Hijack, a seven-episode thriller starring Idris Elba, follows in the footsteps of 24, recounting an airline hijacking on a flight from Dubai to London in real time. Of course, if the show was an accurate depiction of the current state of travel the first episode would just be an hour of buffering as your flight is delayed. Here, though, we get into the action immediately as an assortment of passengers board Kingdom 29, bound for Heathrow. By the end of the first episode—the series airs weekly through August—five of those passengers have taken the plane hostage and the crew on the ground is uncertain about what is happening.
The series, created, written and directed by George Kay and Jim Field Smith, relies on our collective love for Elba, who plays a first class passenger with a particular skill for business negotiation. He immediately inserts himself into the situation, getting perhaps more involved than the average sane passenger might in a real-life hijacking. But the rest of the ensemble cast match his energy, especially Archie Panjabi, who plays a counter terrorism officer trying to ascertain the level of threat. The episodes veer between the claustrophobia plane interior and the ground, both in Dubai and London, and the writers let the information trickle slowly enough to keep the tension.

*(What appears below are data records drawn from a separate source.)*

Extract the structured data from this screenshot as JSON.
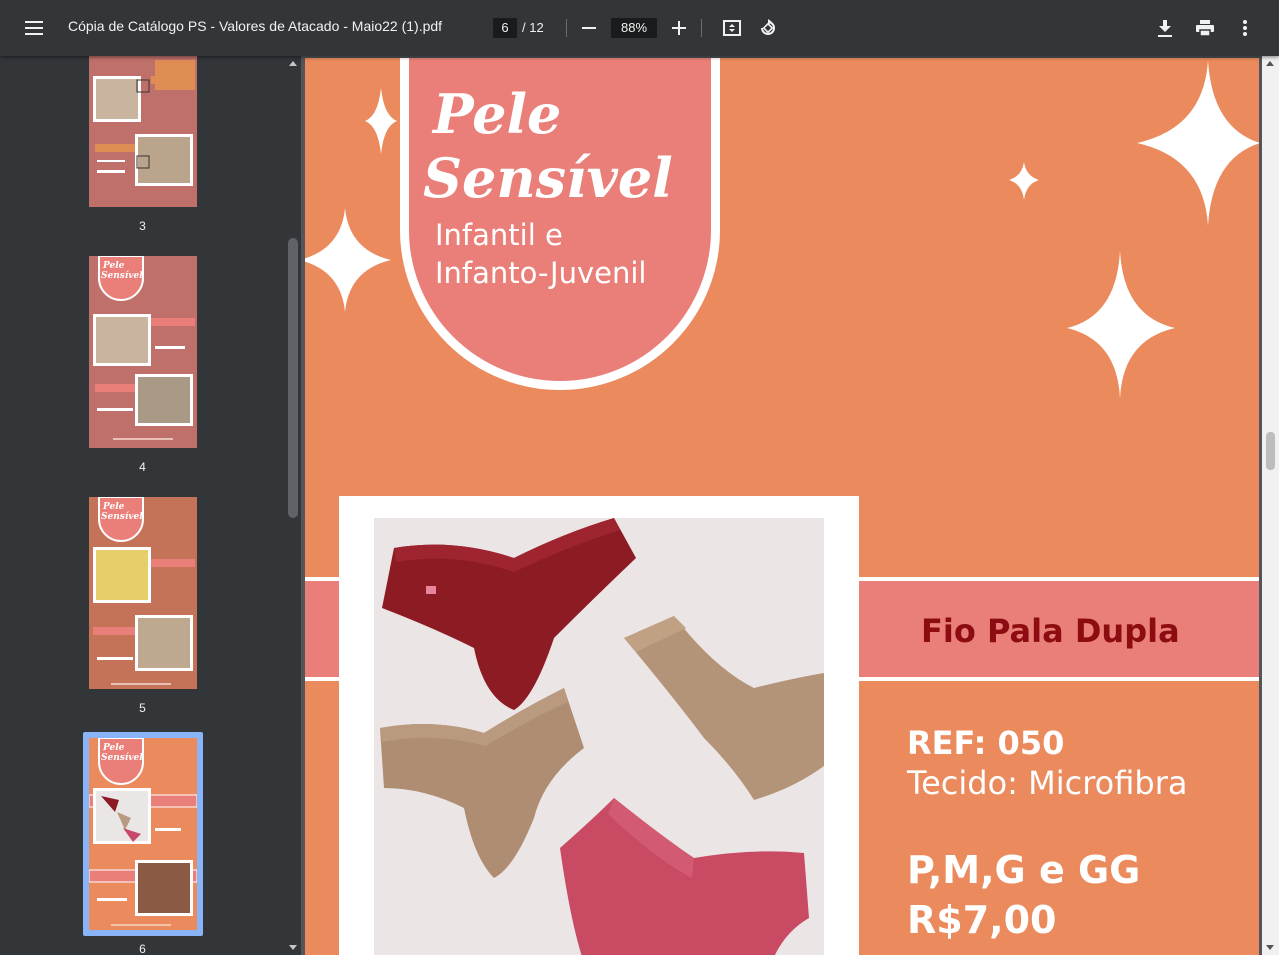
{
  "toolbar": {
    "title": "Cópia de Catálogo PS - Valores de Atacado - Maio22 (1).pdf",
    "current_page": "6",
    "total_pages": "/ 12",
    "zoom": "88%"
  },
  "sidebar": {
    "thumbnails": [
      {
        "label": "3"
      },
      {
        "label": "4"
      },
      {
        "label": "5"
      },
      {
        "label": "6",
        "selected": true
      }
    ]
  },
  "page": {
    "brand_line1": "Pele",
    "brand_line2": "Sensível",
    "subtitle_line1": "Infantil e",
    "subtitle_line2": "Infanto-Juvenil",
    "product_name": "Fio Pala Dupla",
    "ref": "REF: 050",
    "fabric": "Tecido: Microfibra",
    "sizes": "P,M,G e GG",
    "price": "R$7,00"
  },
  "colors": {
    "toolbar": "#323639",
    "page_bg": "#ea8a5d",
    "accent_pink": "#e97f78",
    "product_name": "#8c0c12",
    "selected_thumb": "#8ab4f8"
  },
  "icons": [
    "menu-icon",
    "zoom-out-icon",
    "zoom-in-icon",
    "fit-page-icon",
    "rotate-icon",
    "download-icon",
    "print-icon",
    "more-vert-icon"
  ]
}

Like on 24, there is a ticking clock omnipresent in the episodes. The flight time is seven hours, with each episode encompassing one hour of the journey, and Kingdom 29 appears to be on a collision course for central London. The action plays out as a series fairly realistic moments, including when a group of passengers decide to take down the hijackers early on in the flight. The shell-shocked passengers do what we would all likely do in a similar situation and many of their attempts to regain control or communicate with authorities are clever. What’s not realistic is how, over seven hours, none of them need to use the bathroom. Has anyone, especially a child or an old man, made it through an overseas flight without a toilet break? This particular plane is full of steel bladders, apparently.
In each episode, more details about the hijacking are revealed, including who is ultimately doing it and why. The writers have made the onboard hijackers British, which feels purposeful and pointed. We’ve seen enough movies and TV shows with Muslim terrorists—white English people can be just as dangerous and reckless. The cast, which also includes Christine Adams, Max Beesley, Eve Myles, Neil Maskell, Jasper Britton, Harry Michell, Aimee Kelly, Mohamed Elsandel and Ben Miles, is aptly diverse. It feels like the composition of an actual flight from Dubai to London, and those scrambling to help, which eventually include the British Home Secretary, feel similarly realistic.
As the story unfurls, though, not everything adds up. Questions linger after the final episode and it’s unclear if that’s purposeful. (Maybe a season two is in the works?) It’s a miracle Elba’s character doesn’t get himself shot for all the interfering he does in the hijackers’ plan, but the character is easy to root for. A cliff-hanger at the end of the penultimate episode is a great twist, although the finale has a few holes. Despite its missteps, however, Hijack is tension-filled and gripping, often putting the viewer on the edge of their seat. It’s stressful, although probably not as much as your upcoming summer vacation. This is far more entertaining and far less tedious than an actual seven-hour flight.
The first two episodes of ‘Hijack’ premiere on AppleTV+ on June 28.